5 Quick Links for Devs: Week 15, 2026
The peril of laziness lost
Laziness, impatience, and hubris may not come to mind when asked to think of three virtues of a programmer - but "Laziness drives us to make the system as simple as possible (but no simpler!) — to develop the powerful abstractions that then allow us to do much more, much more easily". LLMs, on the other hand, lack this laziness - they will happily make systems larger; not better. Without the human constraints embodied by the three aforementioned virtues, there is a real danger in allowing the machines to create unweildy monolothic codebases.

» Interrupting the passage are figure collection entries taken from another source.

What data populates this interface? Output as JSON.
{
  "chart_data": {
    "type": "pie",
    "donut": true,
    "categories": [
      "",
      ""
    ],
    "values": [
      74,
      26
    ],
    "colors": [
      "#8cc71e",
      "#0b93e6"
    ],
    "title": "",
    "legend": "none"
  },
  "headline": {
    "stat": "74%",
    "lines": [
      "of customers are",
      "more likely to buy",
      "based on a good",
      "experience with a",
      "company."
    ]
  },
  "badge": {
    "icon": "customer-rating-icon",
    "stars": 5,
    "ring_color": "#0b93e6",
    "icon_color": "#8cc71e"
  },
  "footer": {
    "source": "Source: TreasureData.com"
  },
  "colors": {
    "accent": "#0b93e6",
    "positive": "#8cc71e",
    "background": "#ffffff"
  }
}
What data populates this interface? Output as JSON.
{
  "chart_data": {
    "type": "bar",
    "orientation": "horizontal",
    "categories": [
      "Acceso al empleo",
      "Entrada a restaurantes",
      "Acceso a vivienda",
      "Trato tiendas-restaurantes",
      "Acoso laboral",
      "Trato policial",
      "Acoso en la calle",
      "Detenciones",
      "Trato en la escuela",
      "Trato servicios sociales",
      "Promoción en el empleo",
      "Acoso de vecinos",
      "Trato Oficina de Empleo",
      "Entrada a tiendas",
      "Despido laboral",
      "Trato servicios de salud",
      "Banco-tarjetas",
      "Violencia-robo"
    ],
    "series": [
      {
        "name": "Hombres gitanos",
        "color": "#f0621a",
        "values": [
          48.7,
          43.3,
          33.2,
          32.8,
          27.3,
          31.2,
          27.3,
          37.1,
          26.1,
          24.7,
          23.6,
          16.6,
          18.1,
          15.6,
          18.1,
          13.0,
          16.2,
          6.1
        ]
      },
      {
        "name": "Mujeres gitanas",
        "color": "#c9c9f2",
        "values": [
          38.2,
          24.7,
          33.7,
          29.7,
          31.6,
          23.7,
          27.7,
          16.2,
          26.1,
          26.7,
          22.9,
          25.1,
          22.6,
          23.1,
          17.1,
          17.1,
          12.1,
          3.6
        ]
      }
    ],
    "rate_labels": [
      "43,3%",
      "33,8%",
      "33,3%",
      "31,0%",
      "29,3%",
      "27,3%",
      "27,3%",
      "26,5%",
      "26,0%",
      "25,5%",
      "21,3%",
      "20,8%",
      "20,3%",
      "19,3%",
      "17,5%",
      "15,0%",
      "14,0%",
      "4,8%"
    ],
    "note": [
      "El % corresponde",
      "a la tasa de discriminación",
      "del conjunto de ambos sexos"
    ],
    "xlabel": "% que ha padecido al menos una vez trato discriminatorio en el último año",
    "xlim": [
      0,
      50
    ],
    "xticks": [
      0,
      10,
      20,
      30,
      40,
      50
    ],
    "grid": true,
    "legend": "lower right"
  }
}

AI Cybersecurity After Mythos: The Jagged Frontier
This cybersecurity team tested vulnerabilities that Anthropic's Mythos found against smaller, open-weight models and found that the smaller models also managed to uncover many of the same bugs. There are two main lessons to draw from this imo: 1.) Mythos is good, but probably not as singularly amazing as initially hyped up to be and 2.) Virtually every bit of foundational, mainstream, critical software contains zero-day bugs
Write less code, be more responsible
The more I use LLM / agentic-coding in professional work the less enthusiatic I am about them being able to magically wave away the 'getting your hands dirty' work that the hype train promises. Not only are we handing off some of the fun parts of coding (solving problems neatly with functions, data structures and algorithms), but we're also pumping out a lot of code that is poorly understood. In order to understand it deeply, you must read it all, and at which point does reading all that code simply replace the time we used to spend writing it?

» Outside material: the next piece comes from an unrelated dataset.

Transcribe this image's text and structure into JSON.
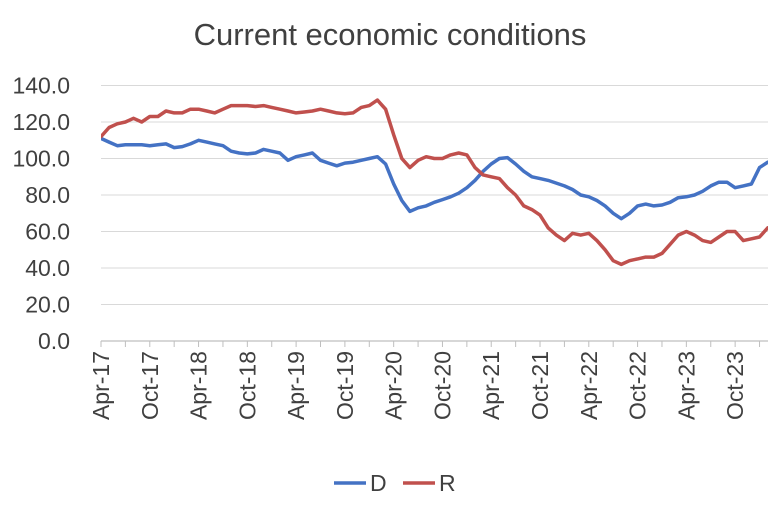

Orhun suggests the key is balance - all out vibe-coding is simply irresponsible, but we can intelligently use these tools to handle boilerplate, or outsource boring, easily-understood tasks. For the rest of it, we still need to use our heads!
Porting Mac OS X to the Nintendo Wii
This is utterly insane and also incredible. A great write-up from Bryan Keller, who didn't ask if he should before deciding that he can. Deep diving into the Wii hardware specs is cool, and then managing to eek out every bit of power to run OS X is a really impressive technical task. Worth a read.